A Seattle Times reporter has been suspended from his job amid revelations that he sent a sexually explicit message to a Brooklyn-based journalist.

On May 5, just past 3 a.m., writer Talia Jane posted to Twitter a screenshot of upsetting DMs she had received minutes earlier with a then-unnamed user. (She obscured both his profile photo and Twitter handle in the initial post.) The conversation appeared to start off innocently enough: the message-sender, later revealed to be Seattle Times housing reporter Mike Rosenberg, suggested to Jane that she apply for reporting jobs. And then, over the next half an hour, Rosenberg escalated the conversation to an inappropriate level, sending Jane, “anyway, you’re so beautiful” and “there is so much cum on your face.”
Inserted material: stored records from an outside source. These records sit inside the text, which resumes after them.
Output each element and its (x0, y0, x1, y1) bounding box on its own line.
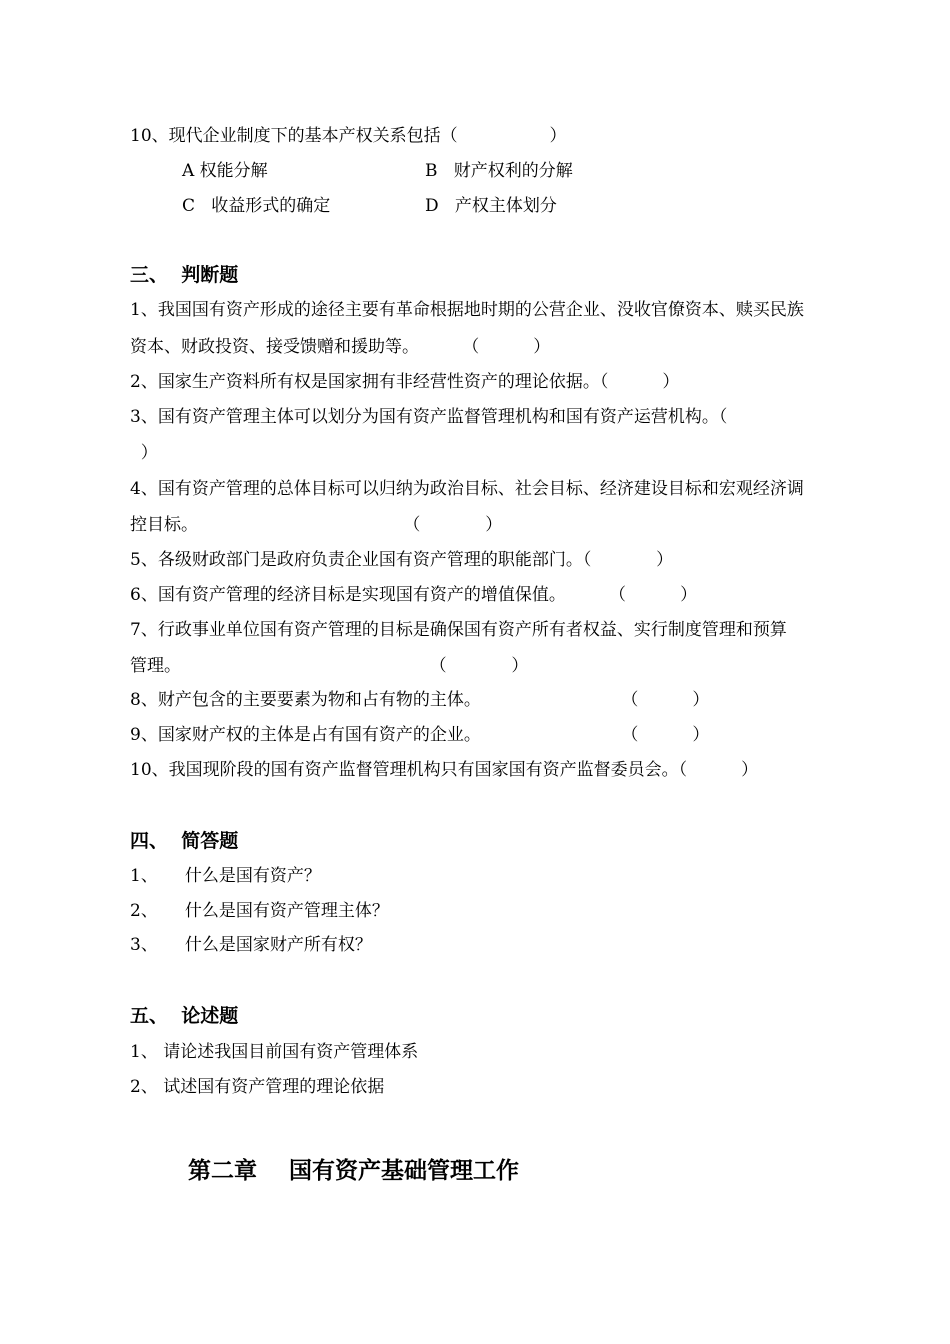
judgement-line: 1、我国国有资产形成的途径主要有革命根据地时期的公营企业、没收官僚资本、赎买民族 (130, 300, 804, 320)
short-answer-item: 3、 什么是国家财产所有权？ (130, 935, 372, 955)
short-answer-item: 2、 什么是国有资产管理主体？ (130, 901, 389, 921)
judgement-line: 4、国有资产管理的总体目标可以归纳为政治目标、社会目标、经济建设目标和宏观经济调 (130, 479, 804, 499)
section-title-short-answer: 四、 简答题 (130, 830, 239, 852)
judgement-line: ） (130, 443, 158, 463)
option-d: D 产权主体划分 (425, 196, 557, 216)
judgement-line: 10、我国现阶段的国有资产监督管理机构只有国家国有资产监督委员会。（ ） (130, 760, 759, 780)
question-10: 10、现代企业制度下的基本产权关系包括（ ） (130, 126, 567, 146)
chapter-title: 第二章 国有资产基础管理工作 (188, 1158, 520, 1184)
option-b: B 财产权利的分解 (425, 161, 573, 181)
judgement-line: 2、国家生产资料所有权是国家拥有非经营性资产的理论依据。（ ） (130, 372, 680, 392)
judgement-line: 管理。 （ ） (130, 656, 529, 676)
short-answer-item: 1、 什么是国有资产？ (130, 866, 321, 886)
section-title-essay: 五、 论述题 (130, 1005, 239, 1027)
essay-item: 2、 试述国有资产管理的理论依据 (130, 1077, 385, 1097)
judgement-line: 5、各级财政部门是政府负责企业国有资产管理的职能部门。（ ） (130, 550, 674, 570)
section-title-judgement: 三、 判断题 (130, 264, 239, 286)
judgement-line: 8、财产包含的主要要素为物和占有物的主体。 （ ） (130, 690, 710, 710)
judgement-line: 9、国家财产权的主体是占有国有资产的企业。 （ ） (130, 725, 710, 745)
judgement-line: 控目标。 （ ） (130, 515, 503, 535)
option-a: A 权能分解 (182, 161, 268, 181)
judgement-line: 资本、财政投资、接受馈赠和援助等。 （ ） (130, 337, 551, 357)
essay-item: 1、 请论述我国目前国有资产管理体系 (130, 1042, 419, 1062)
judgement-line: 3、国有资产管理主体可以划分为国有资产监督管理机构和国有资产运营机构。（ (130, 407, 728, 427)
judgement-line: 6、国有资产管理的经济目标是实现国有资产的增值保值。 （ ） (130, 585, 698, 605)
judgement-line: 7、行政事业单位国有资产管理的目标是确保国有资产所有者权益、实行制度管理和预算 (130, 620, 787, 640)
option-c: C 收益形式的确定 (182, 196, 331, 216)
“being a woman is totally normal and very cool,” Jane wrote next to the screenshot, which quickly went viral. In several ensuing messages, which Jane also screenshotted and tweeted, Rosenberg said that his messages weren’t intended for her — a claim he later repeated to Crosscut, though he declined to specify who they were intended for.
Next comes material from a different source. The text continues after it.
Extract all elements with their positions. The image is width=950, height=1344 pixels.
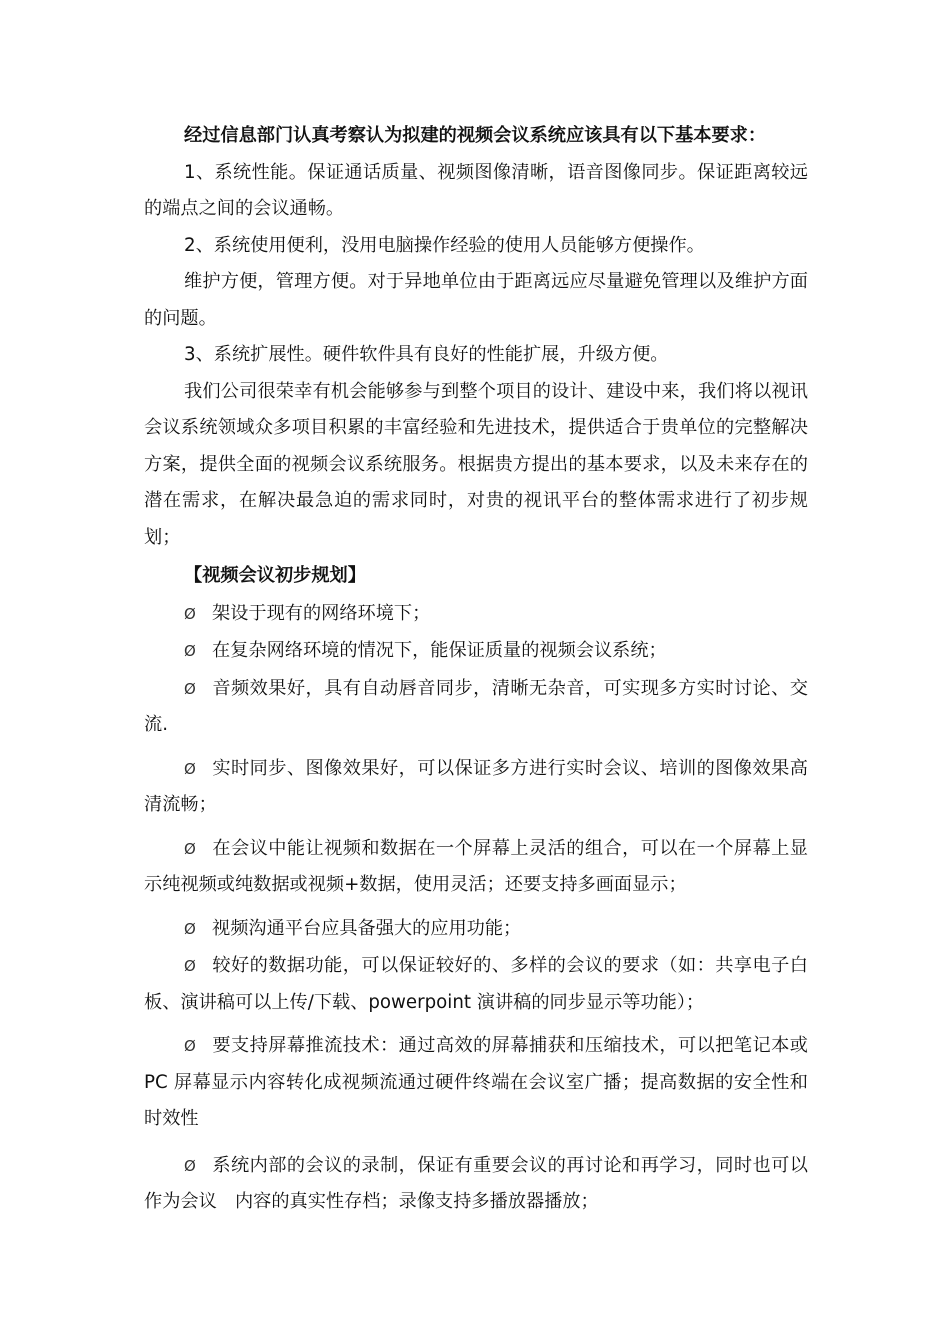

After posting several tweets in which she kept Rosenberg’s identity anonymous, Jane revealed his name, she said, after he sent her “an email asking for empathy to not out him and promised a $1,000 donation to NOW.” She also emailed several editors at the Times about his behavior, which she called “predatory.”

Jane insisted in another tweet that her intention was not “to end anyone’s career,” but that “if the consequences of his actions are that he loses his job, then that’s wholly his responsibility.” She continued: “his behavior is not my fault.”
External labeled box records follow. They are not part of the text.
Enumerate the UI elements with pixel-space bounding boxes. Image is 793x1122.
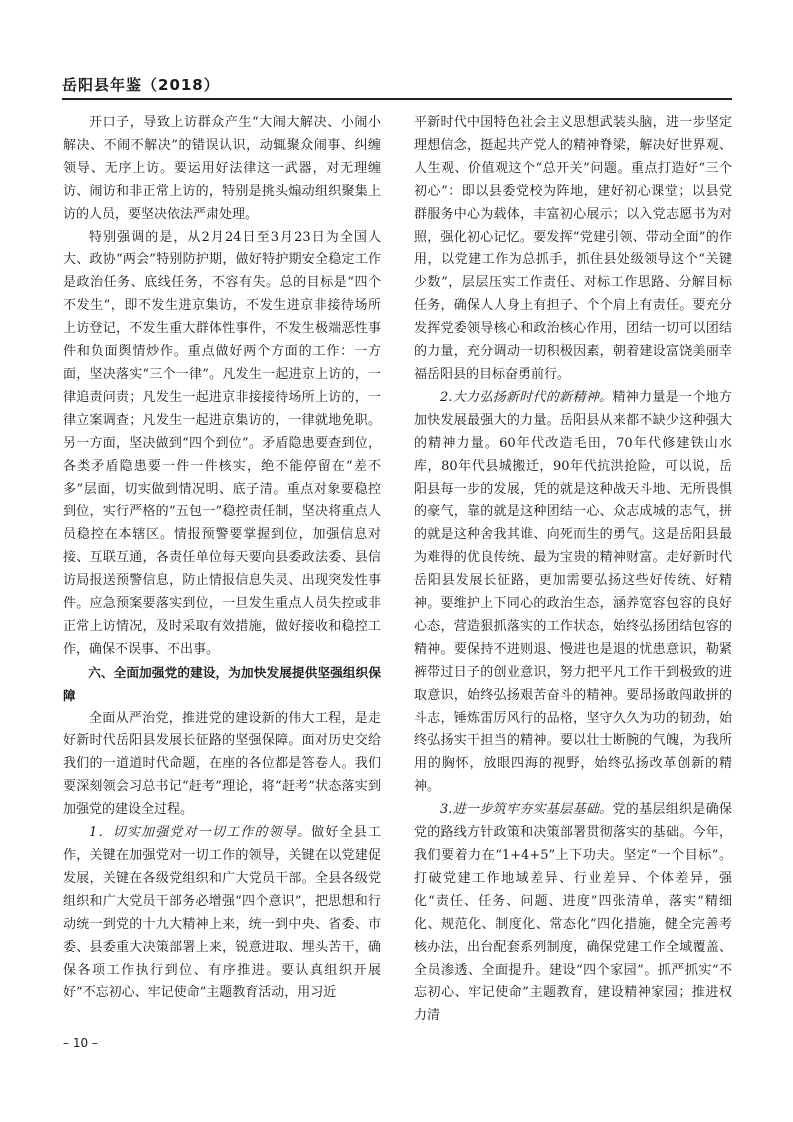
paragraph: [414, 387, 732, 799]
subsection-lead: 3.进一步筑牢夯实基层基础。: [440, 802, 613, 818]
paragraph: [63, 708, 381, 823]
left-column: [63, 112, 381, 1012]
paragraph-text: 精神力量是一个地方加快发展最强大的力量。岳阳县从来都不缺少这种强大的精神力量。60年代改造毛田，70年代修建铁山水库，80年代县城搬迁，90年代抗洪抢险，可以说，岳阳县每一步的发展，凭的就是这种战天斗地、无所畏惧的豪气，靠的就是这种团结一心、众志成城的志气，拼的就是这种舍我其谁、向死而生的勇气。这是岳阳县最为难得的优良传统、最为宝贵的精神财富。走好新时代岳阳县发展长征路，更加需要弘扬这些好传统、好精神。要维护上下同心的政治生态，涵养宽容包容的良好心态，营造狠抓落实的工作状态，始终弘扬团结包容的精神。要保持不进则退、慢进也是退的忧患意识，勒紧裤带过日子的创业意识，努力把平凡工作干到极致的进取意识，始终弘扬艰苦奋斗的精神。要昂扬敢闯敢拼的斗志，锤炼雷厉风行的品格，坚守久久为功的韧劲，始终弘扬实干担当的精神。要以壮士断腕的气魄，为我所用的胸怀，放眼四海的视野，始终弘扬改革创新的精神。: [414, 389, 732, 795]
paragraph-text: 平新时代中国特色社会主义思想武装头脑，进一步坚定理想信念，挺起共产党人的精神脊梁，解决好世界观、人生观、价值观这个“总开关”问题。重点打造好“三个初心”：即以县委党校为阵地，建好初心课堂；以县党群服务中心为载体，丰富初心展示；以入党志愿书为对照，强化初心记忆。要发挥“党建引领、带动全面”的作用，以党建工作为总抓手，抓住县处级领导这个“关键少数”，层层压实工作责任、对标工作思路、分解目标任务，确保人人身上有担子、个个肩上有责任。要充分发挥党委领导核心和政治核心作用，团结一切可以团结的力量，充分调动一切积极因素，朝着建设富饶美丽幸福岳阳县的目标奋勇前行。: [414, 115, 732, 382]
subsection-lead: 1．切实加强党对一切工作的领导。: [89, 825, 312, 841]
paragraph-text: 特别强调的是，从2月24日至3月23日为全国人大、政协“两会”特别防护期，做好特护期安全稳定工作是政治任务、底线任务，不容有失。总的目标是“四个不发生”，即不发生进京集访，不发生进京非接待场所上访登记，不发生重大群体性事件，不发生极端恶性事件和负面舆情炒作。重点做好两个方面的工作：一方面，坚决落实“三个一律”。凡发生一起进京上访的，一律追责问责；凡发生一起进京非接接待场所上访的，一律立案调查；凡发生一起进京集访的，一律就地免职。另一方面，坚决做到“四个到位”。矛盾隐患要查到位，各类矛盾隐患要一件一件核实，绝不能停留在“差不多”层面，切实做到情况明、底子清。重点对象要稳控到位，实行严格的“五包一”稳控责任制，坚决将重点人员稳控在本辖区。情报预警要掌握到位，加强信息对接、互联互通，各责任单位每天要向县委政法委、县信访局报送预警信息，防止情报信息失灵、出现突发性事件。应急预案要落实到位，一旦发生重点人员失控或非正常上访情况，及时采取有效措施，做好接收和稳控工作，确保不误事、不出事。: [63, 229, 381, 657]
subsection-lead: 2.大力弘扬新时代的新精神。: [440, 389, 613, 405]
paragraph-text: 开口子，导致上访群众产生“大闹大解决、小闹小解决、不闹不解决”的错误认识，动辄聚众闹事、纠缠领导、无序上访。要运用好法律这一武器，对无理缠访、闹访和非正常上访的，特别是挑头煽动组织聚集上访的人员，要坚决依法严肃处理。: [63, 115, 381, 222]
paragraph-text: 党的基层组织是确保党的路线方针政策和决策部署贯彻落实的基础。今年，我们要着力在“1+4+5”上下功夫。坚定“一个目标”。打破党建工作地域差异、行业差异、个体差异，强化“责任、任务、问题、进度”四张清单，落实“精细化、规范化、制度化、常态化”四化措施，健全完善考核办法，出台配套系列制度，确保党建工作全域覆盖、全员渗透、全面提升。建设“四个家园”。抓严抓实“不忘初心、牢记使命”主题教育，建设精神家园；推进权力清: [414, 802, 732, 1024]
paragraph: [414, 799, 732, 1028]
running-header: [62, 70, 732, 102]
header-rule: [62, 98, 732, 100]
paragraph: [63, 227, 381, 662]
page-number: – 10 –: [63, 1036, 98, 1050]
paragraph: [63, 822, 381, 1005]
paragraph: [63, 112, 381, 227]
paragraph-text: 全面从严治党，推进党的建设新的伟大工程，是走好新时代岳阳县发展长征路的坚强保障。面对历史交给我们的一道道时代命题，在座的各位都是答卷人。我们要深刻领会习总书记“赶考”理论，将“赶考”状态落实到加强党的建设全过程。: [63, 710, 381, 818]
section-heading: 六、全面加强党的建设，为加快发展提供坚强组织保障: [63, 664, 381, 703]
yearbook-title: 岳阳县年鉴（2018）: [62, 76, 220, 94]
paragraph: [414, 112, 732, 387]
paragraph-text: 做好全县工作，关键在加强党对一切工作的领导，关键在以党建促发展，关键在各级党组织和广大党员干部。全县各级党组织和广大党员干部务必增强“四个意识”，把思想和行动统一到党的十九大精神上来，统一到中央、省委、市委、县委重大决策部署上来，锐意进取、埋头苦干，确保各项工作执行到位、有序推进。要认真组织开展好“不忘初心、牢记使命”主题教育活动，用习近: [63, 825, 381, 1001]
right-column: [414, 112, 732, 1024]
On Sunday afternoon, the Times announced on Twitter that the publication had suspended Rosenberg “pending an investigation by [their] human resources group.” Around the same time, executive editor Don Shelton emailed Jane, “We do not tolerate this kind of behavior,” per a screenshot she tweeted of the message. The Society of Professional Journalists for Western Washington, on which Rosenberg was a board member, also said in a statement that it was “aware of sexual harassment allegations involving one of our board.”

Jane did not respond to the Cut’s request for interview, but tweeted that she “thought what [she] said already pretty clearly sums it up.”

She finished her message with one request: “also, please unionize your newsrooms.”